Because incompatibilities can be created by recurrent mutation as well as by recombination, it is necessary to rule out the former explanation in order to conclude that the latter is correct. Eyre-Walker, Smith, and Maynard Smith (1999) argued that, given what is known about mutation rates, there were simply too many homoplasies in the data for multiple mutations to be the explanation. Clearly, such an argument is always dependent on what is assumed about mutation rates. Recognizing this weakness, Awadalla, Eyre-Walker, and Maynard Smith (1999) proposed a much simpler test that seemingly involves fewer assumptions (we will discuss the extent to which this is true later). Their test looks at the spatial behavior of a statistic of association between the alleles at pairs of polymorphic sites. Such associations, also known as “linkage disequilibrium” (LD), will decay as a result of recombination or recurrent mutation. The rationale behind the proposed test is that because the frequency of recombination increases with physical distance, the strength of association should go down with distance. In contrast, the probability of recurrent mutation on either site should be independent of the distance between the sites. Thus, if the strength of association is negatively correlated with distance, we may conclude that recombination is responsible. Awadalla, Eyre-Walker, and Maynard Smith (1999 , 2000) found such a correlation and established its significance by means of a permutation test.

The study of Awadalla, Eyre-Walker, and Maynard Smith (1999) was immediately challenged on two major grounds: In their response, Awadalla, Eyre-Walker, and Maynard Smith (1999) argued that both these objections were, in essence, irrelevant. We agree. Consider first the problem with errors in data. Awadalla, Eyre-Walker, and Maynard Smith (2000) admitted that there were indeed errors in their data but pointed out that errors cannot explain their finding—on the contrary, random sequencing errors would behave like multiple mutations and would therefore tend to obscure any correlation of LD with distance, not establish one.

• Errors in data. Kivisild and Villems (2000) showed that several of the polymorphisms analyzed by Awadalla, Eyre-Walker, and Maynard Smith (1999) were likely to be the result of errors in genotyping or data handling (or both). The same point had previously been made by Macaulay, Richards, and Sykes (1999) in response to Eyre-Walker, Smith, and Maynard Smith (1999) .

• The choice of LD statistic. Awadalla, Eyre-Walker, and Maynard Smith (2000) used the squared correlation coefficient, r² (Hill and Robertson 1968 ); several researchers argued that they should have used |D′| (Lewontin 1964 ) instead, because the latter is less dependent on allele frequencies than the former (Jorde and Bamshad 2000 ; Kumar et al. 2000 ).
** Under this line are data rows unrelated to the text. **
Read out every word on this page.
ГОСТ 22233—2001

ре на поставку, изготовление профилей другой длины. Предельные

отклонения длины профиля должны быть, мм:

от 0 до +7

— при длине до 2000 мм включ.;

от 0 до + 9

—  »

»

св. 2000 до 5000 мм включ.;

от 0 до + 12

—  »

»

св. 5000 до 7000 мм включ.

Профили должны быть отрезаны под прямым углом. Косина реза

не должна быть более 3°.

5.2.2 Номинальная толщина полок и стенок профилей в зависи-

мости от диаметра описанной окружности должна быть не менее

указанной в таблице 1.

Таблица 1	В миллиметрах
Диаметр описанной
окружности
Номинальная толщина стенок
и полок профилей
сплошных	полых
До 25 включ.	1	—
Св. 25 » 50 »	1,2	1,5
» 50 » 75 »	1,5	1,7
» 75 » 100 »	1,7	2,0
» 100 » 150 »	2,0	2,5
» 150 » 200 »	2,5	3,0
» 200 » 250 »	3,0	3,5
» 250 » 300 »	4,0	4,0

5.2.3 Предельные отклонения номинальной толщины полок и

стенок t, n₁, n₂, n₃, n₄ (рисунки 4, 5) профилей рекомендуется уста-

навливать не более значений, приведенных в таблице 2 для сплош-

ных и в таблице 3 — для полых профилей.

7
The argument about the choice of LD statistic is equally unconvincing. Leaving aside the issue of what it means for one LD statistic to be less frequency dependent than another (Lewontin 1988 ; Nordborg and Tavaré 2002 ), it is, as Awadalla, Eyre-Walker, and Maynard Smith (2000) noted, hard to see why frequency dependence should matter. Under the null hypothesis that there is no recombination in mtDNA, there is a single underlying genealogical tree relating all mtDNA copies, and the distribution of allele frequencies must be the same for all sites (modulo differences in the mutation rate). In any case, the argument of Awadalla, Eyre-Walker, and Maynard Smith (1999) was that r² is not expected to decay with distance unless there is recombination; therefore, the observed decay implies recombination. This argument is not contradicted by the finding that some other statistic which might also be expected to decay with distance does not appear to do so.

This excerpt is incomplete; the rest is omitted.